Final Words
We see a slight performance improvement in our benchmarks from moving to 512 GB from 256 GB. Overall, though, the differences are too small to suggest upgrading for any reason other than needing the additional capacity. And in many cases, the 128 GB version of Crucial's m4 turns out to be faster than the 256 GB model. As a result, we continue to recommend that 128 GB capacity point. Not only is it nice and fast, but it's also large enough to be treated as a system drive, without forcing you to pick and choose your few favorite apps as you'd need to with a 64 GB SSD. Some folks don't mind the inconvenience of constantly bumping up against a relatively low capacity ceiling. For us, there's nothing more aggravating.
Priced just over $200, a 128 GB drive should leave enough room in your budget for a beefy 1 or 2 TB hard drive to store user data. And shoot, if it means stepping down from a Core i7-2600K to a Core i5-2500K for $100 less, we consider that compromise completely worthwhile.

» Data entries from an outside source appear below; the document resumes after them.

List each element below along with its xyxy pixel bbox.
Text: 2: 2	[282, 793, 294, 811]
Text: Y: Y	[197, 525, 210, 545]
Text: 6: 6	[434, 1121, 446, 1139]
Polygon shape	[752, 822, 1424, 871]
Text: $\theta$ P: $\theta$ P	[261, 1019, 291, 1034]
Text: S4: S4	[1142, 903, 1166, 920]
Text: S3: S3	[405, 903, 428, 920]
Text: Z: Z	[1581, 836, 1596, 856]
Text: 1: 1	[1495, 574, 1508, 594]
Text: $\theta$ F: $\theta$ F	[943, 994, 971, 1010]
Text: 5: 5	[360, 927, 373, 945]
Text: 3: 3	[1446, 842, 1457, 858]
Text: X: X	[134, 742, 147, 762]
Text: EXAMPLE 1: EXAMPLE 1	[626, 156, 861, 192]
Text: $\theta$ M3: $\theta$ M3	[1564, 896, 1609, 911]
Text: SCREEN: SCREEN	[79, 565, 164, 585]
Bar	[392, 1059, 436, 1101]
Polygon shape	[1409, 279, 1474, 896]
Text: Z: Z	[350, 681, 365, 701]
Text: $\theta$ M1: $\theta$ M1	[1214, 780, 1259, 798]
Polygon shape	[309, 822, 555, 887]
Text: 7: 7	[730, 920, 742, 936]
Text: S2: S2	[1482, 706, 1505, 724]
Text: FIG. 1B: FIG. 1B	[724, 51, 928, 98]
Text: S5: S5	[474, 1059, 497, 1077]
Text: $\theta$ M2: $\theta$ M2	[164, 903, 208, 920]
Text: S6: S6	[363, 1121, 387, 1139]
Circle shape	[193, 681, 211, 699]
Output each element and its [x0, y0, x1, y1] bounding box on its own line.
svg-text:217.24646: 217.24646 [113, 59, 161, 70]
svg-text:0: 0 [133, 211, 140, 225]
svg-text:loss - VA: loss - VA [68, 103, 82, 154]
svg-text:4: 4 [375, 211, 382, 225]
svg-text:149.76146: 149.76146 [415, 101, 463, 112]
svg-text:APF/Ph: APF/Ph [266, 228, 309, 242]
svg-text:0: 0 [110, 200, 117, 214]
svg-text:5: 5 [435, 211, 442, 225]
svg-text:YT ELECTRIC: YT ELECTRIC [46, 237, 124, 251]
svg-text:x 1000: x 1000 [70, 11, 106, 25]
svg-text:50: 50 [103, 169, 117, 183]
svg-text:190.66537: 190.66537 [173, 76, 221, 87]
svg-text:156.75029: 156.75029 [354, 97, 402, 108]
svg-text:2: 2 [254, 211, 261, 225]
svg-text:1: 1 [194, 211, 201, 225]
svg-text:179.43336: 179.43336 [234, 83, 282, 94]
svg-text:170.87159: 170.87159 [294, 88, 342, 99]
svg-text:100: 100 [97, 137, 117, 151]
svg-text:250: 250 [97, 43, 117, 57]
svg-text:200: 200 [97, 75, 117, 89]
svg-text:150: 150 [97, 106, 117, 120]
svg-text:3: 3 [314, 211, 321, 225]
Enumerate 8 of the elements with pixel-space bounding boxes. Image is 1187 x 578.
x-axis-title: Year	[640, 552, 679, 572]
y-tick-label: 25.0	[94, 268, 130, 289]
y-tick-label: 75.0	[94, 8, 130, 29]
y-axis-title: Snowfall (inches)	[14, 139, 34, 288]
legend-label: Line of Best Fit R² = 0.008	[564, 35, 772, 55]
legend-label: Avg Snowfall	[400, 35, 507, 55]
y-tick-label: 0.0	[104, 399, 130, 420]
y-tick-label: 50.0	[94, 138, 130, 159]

Unfortunately, those decisions aren't commonly available to notebook owners, who often have to choose between SSDs and hard disks as they populate their one and only 2.5" drive bay. The introduction of mSATA should help solve that conundrum, giving power users the option to mix solid-state and conventional storage in the same mobile platform.
SSDs are an expensive commodity. Even though prices continue to drop with the manufacturing advances that affect NAND, you're still looking at a price per gigabyte of at least $1.50. In relation to the history of SSDs, that's pretty impressive. But make a comparison to magnetic storage and you're still sure to get sticker shock. So yeah, hard drives are as much as 30 times less expensive than SSDs. However, in terms of real-world performance, the 64 GB m4 only cuts busy time by a factor of five versus the 500 GB Momentus 5400.6. Clearly, the performance difference doesn't scale linearly with price.
What you can expect from an SSD, though, is that when you spend two times more on a 128 GB drive versus the 64 MB model, you get twice as much space for important apps and files. The corresponding performance increase is icing on the cake. That's not the sort of situation about which we worry. Rather, we want the power user saving up for a 128 GB SSD to know about the performance drop he's experience if he decides 64 GB is enough.
Now, there's nothing wrong with a 64 GB SSD. In a majority of usages, it's going to be significantly faster than a hard drive. Just bear in mind that spending more on the 128 GB model doesn't just get you two times the capacity; you also see a measurable speed-up. That why we're giving our 2011 Recommended Buy award to Crucial's 128 GB m4. This 120/128 GB capacity point continues to be the sweet spot where we believe you're getting the most performance without entirely breaking the bank.